Я долго провозился, расшифровывая и запоминая указания, и запаздывал ко времени, когда должен был позвонить, поэтому в бешенстве заметался по лабиринту клетушек в этом мерзком магазине, разыскивая телефон и найдя его наконец в подвале. Это был нескладный старинный французский аппарат желтовато-коричневого цвета, по необъяснимой причине почему-то не работавший. Я упорно набирал и набирал номер, и вот — слава тебе Господи! — наконец он заработал!
На том конце подняли трубку — оказалось, Лаура, моя жена.
Она просто рыдала, умоляя меня вернуться скорее домой, на улицу Жакоб. Случилось что-то ужасное. Меня охватил страх, я пустился бегом и через несколько секунд (это ведь было во сне, в конце концов) прибежал на свою улицу, оказавшись перед входом в наш дом и заранее зная, что там увижу. Тут начиналась самая жуткая сцена сна: думая о том, что мне не следует входить в дом — тогда, дескать, этого не произойдет, — под влиянием какого-то ужасного гипнотического воздействия я все-таки вошел туда. Я поплыл по воздуху, ощущая, как подкатывается тошнота.

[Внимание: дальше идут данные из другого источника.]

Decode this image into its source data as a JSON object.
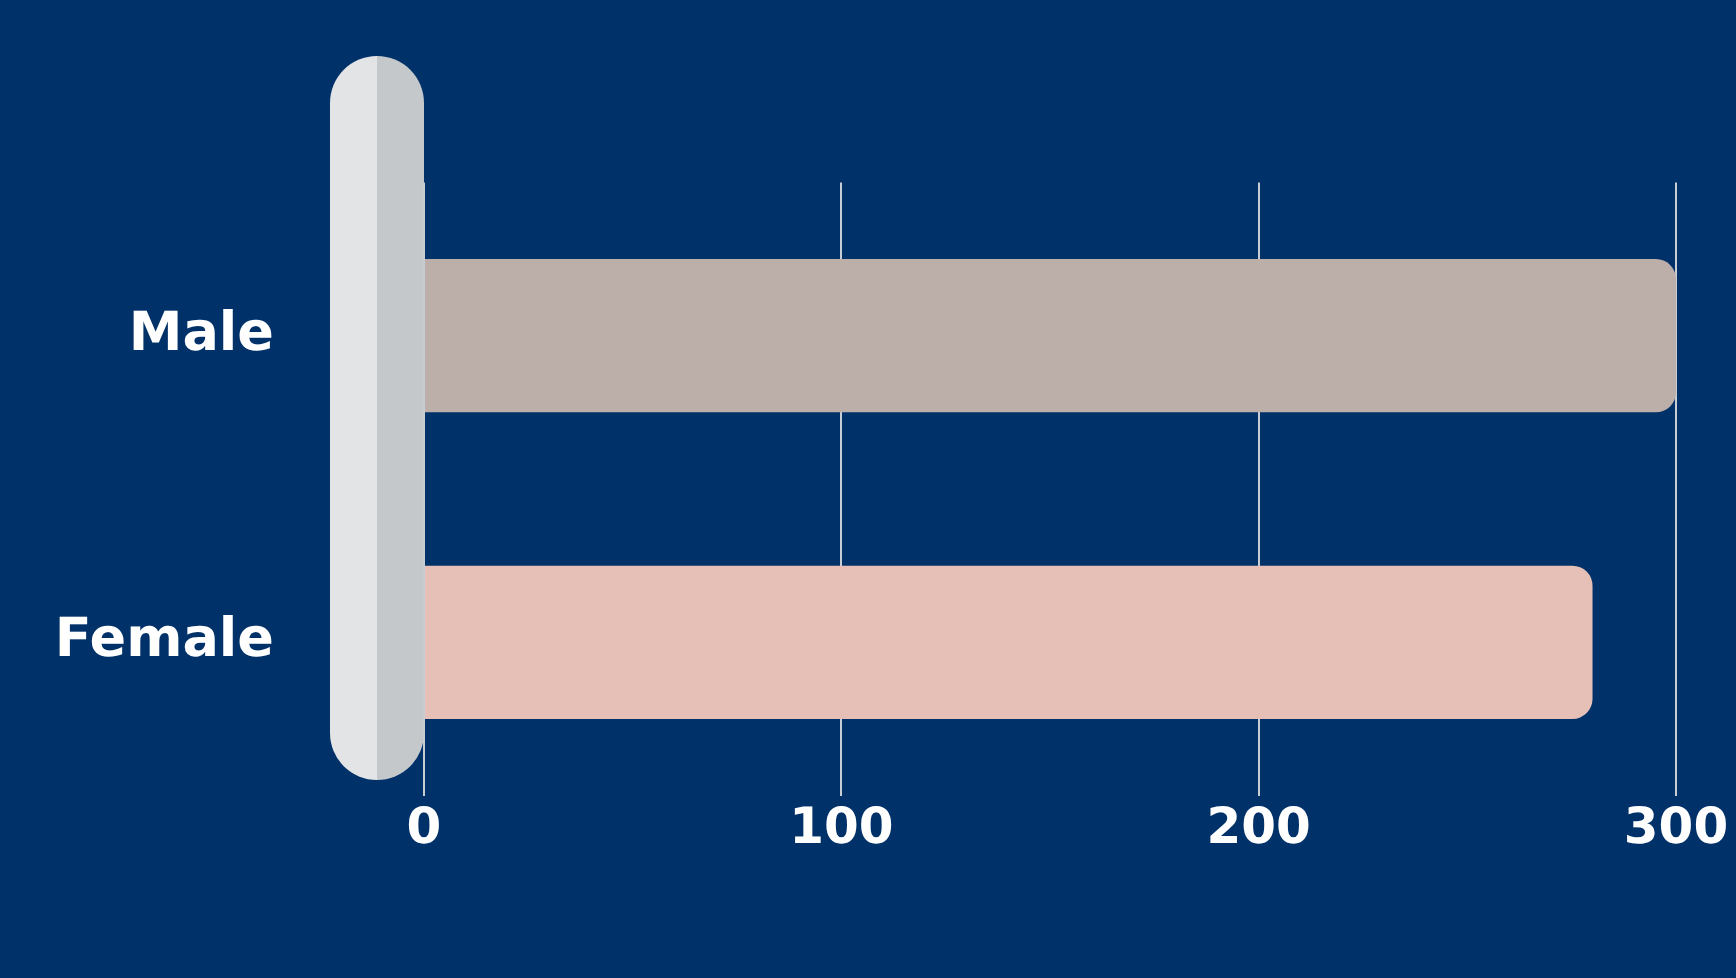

Навстречу мне из дома вышел какой-то человек в толстой шерстяной охотничьей одежде, обутый в кроссовки «Найк». Американец, решил я, лет тридцати от роду. Хотя я видел его мельком, в основном со спины, все же заметил густые вьющиеся черные волосы и — эта деталь каждый раз отчетливо прокручивалась у меня в памяти — длинный розовый уродливый шрам вдоль его челюсти, от уха до подбородка. На шрам было жутко смотреть, но я его четко помню по сей день. Человек сильно прихрамывал, будто ходьба причиняла ему сильную боль.
Я не остановил этого человека — с чего бы я стал его останавливать? — а вместо этого, пока он шел восвояси, вошел в дом, где сильно пахло свежей кровью, запах становился все гуще, пока я поднимался по лестнице в свою квартиру, и наконец эта вонь стала просто невыносимой. Тут меня снова начало тошнить, а потом я оказался на лестничной клетке и увидел в луже крови два неуклюже лежащих трупа, а среди них — быть того не может, подумал я, — оказалась и Лаура.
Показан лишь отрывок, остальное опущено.